João Pessoa passou a contar com um Plano Municipal de Arborização Urbana, criado pela Lei Ordinária nº 15.923, de 24 de agosto de 2026. A norma estabelece diretrizes para o planejamento, implantação, manejo e preservação de árvores e outras formas de vegetação arbórea em áreas públicas e privadas de uso coletivo da cidade.

A lei foi publicada no Diário Oficial do Município e é de autoria do vereador Zezinho Botafogo. O objetivo é orientar ações de arborização considerando aspectos ambientais, paisagísticos e de qualidade de vida.

Entre os objetivos estão a melhoria da qualidade ambiental urbana, o equilíbrio climático e a redução das chamadas ilhas de calor.

A arborização também deverá contribuir para a melhoria da qualidade do ar, a valorização dos espaços públicos e a preservação da biodiversidade.

A legislação prevê ainda o incentivo à educação ambiental e à participação da população em ações de preservação das áreas arborizadas.

O plano deverá ser compatível com o planejamento urbano e ambiental de João Pessoa e priorizar o uso de espécies nativas ou adaptadas às condições locais.

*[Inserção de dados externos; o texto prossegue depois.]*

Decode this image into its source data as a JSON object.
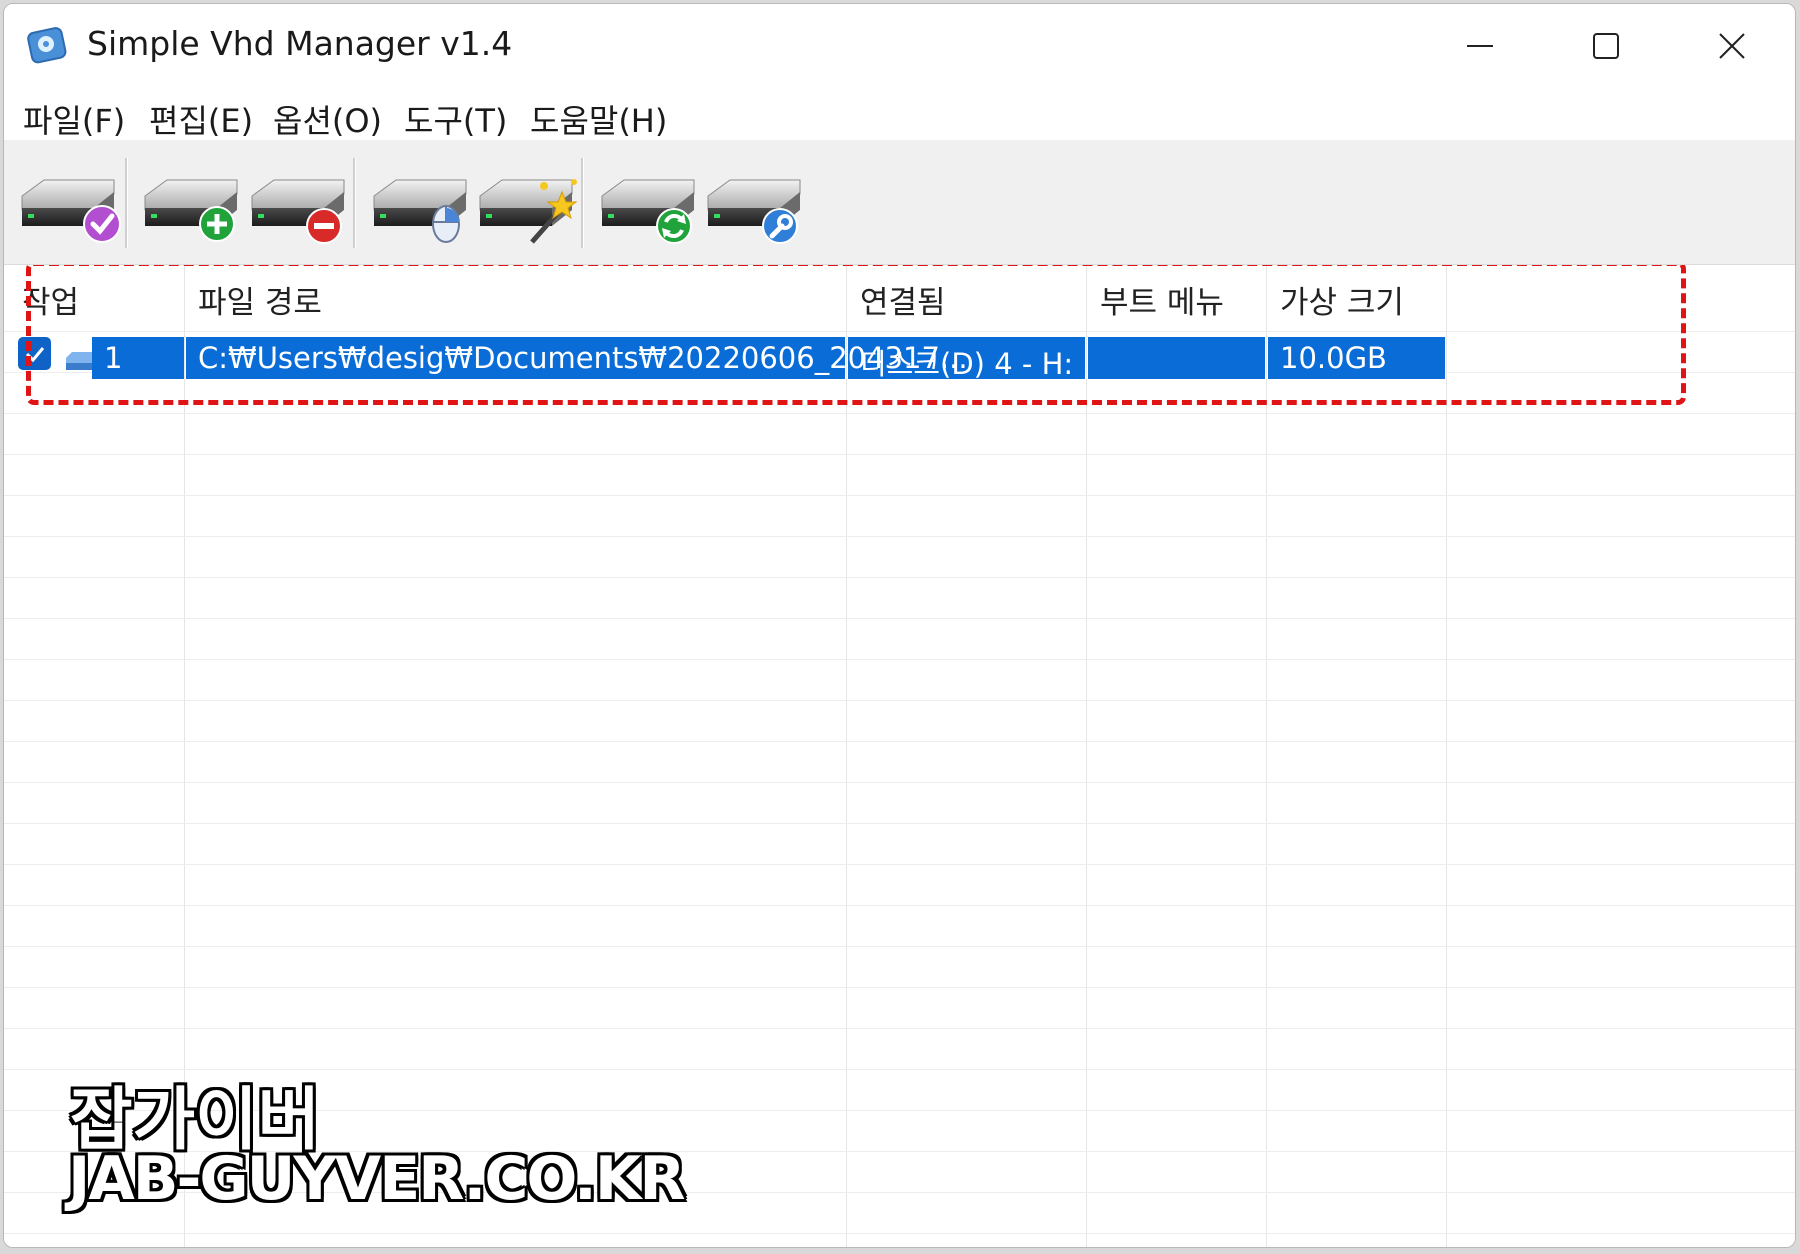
{
  "window": {
    "title": "Simple Vhd Manager v1.4",
    "app_icon": "vhd-disk-icon"
  },
  "menu": {
    "items": [
      "파일(F)",
      "편집(E)",
      "옵션(O)",
      "도구(T)",
      "도움말(H)"
    ]
  },
  "toolbar": {
    "buttons": [
      {
        "icon": "drive-check-icon"
      },
      {
        "icon": "drive-add-icon"
      },
      {
        "icon": "drive-remove-icon"
      },
      {
        "icon": "drive-mouse-icon"
      },
      {
        "icon": "drive-wand-icon"
      },
      {
        "icon": "drive-refresh-icon"
      },
      {
        "icon": "drive-tools-icon"
      }
    ]
  },
  "table": {
    "columns": [
      "작업",
      "파일 경로",
      "연결됨",
      "부트 메뉴",
      "가상 크기"
    ],
    "rows": [
      {
        "checked": true,
        "task": "1",
        "path": "C:₩Users₩desig₩Documents₩20220606_204317...",
        "connected": "디스크(D) 4  -  H:",
        "boot_menu": "",
        "size": "10.0GB",
        "selected": true
      }
    ]
  },
  "colors": {
    "selection": "#0a6cd6",
    "highlight_border": "#e01414",
    "toolbar_bg": "#f0f0f0"
  },
  "watermark": {
    "line1": "잡가이버",
    "line2": "JAB-GUYVER.CO.KR"
  }
}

As ações de plantio e manejo deverão considerar a infraestrutura urbana existente e buscar práticas de preservação e manejo sustentável.

A lei também prevê a elaboração de diretrizes técnicas, estudos e diagnósticos sobre a cobertura arbórea da cidade e ações educativas e informativas.

O município poderá estimular a participação de instituições de ensino, entidades ambientais, organizações da sociedade civil e outros segmentos na promoção e no acompanhamento das diretrizes do plano.

As ações deverão respeitar as normas federais e estaduais de proteção ambiental e as competências definidas pela Constituição.

O texto estabelece que as medidas relacionadas ao plano terão caráter orientador e programático. Isso significa que a lei não cria, por si só, obrigações administrativas diretas nem despesas obrigatórias para o Poder Executivo.

A Lei Ordinária nº 15.923/2026 entrou em vigor na data de sua publicação.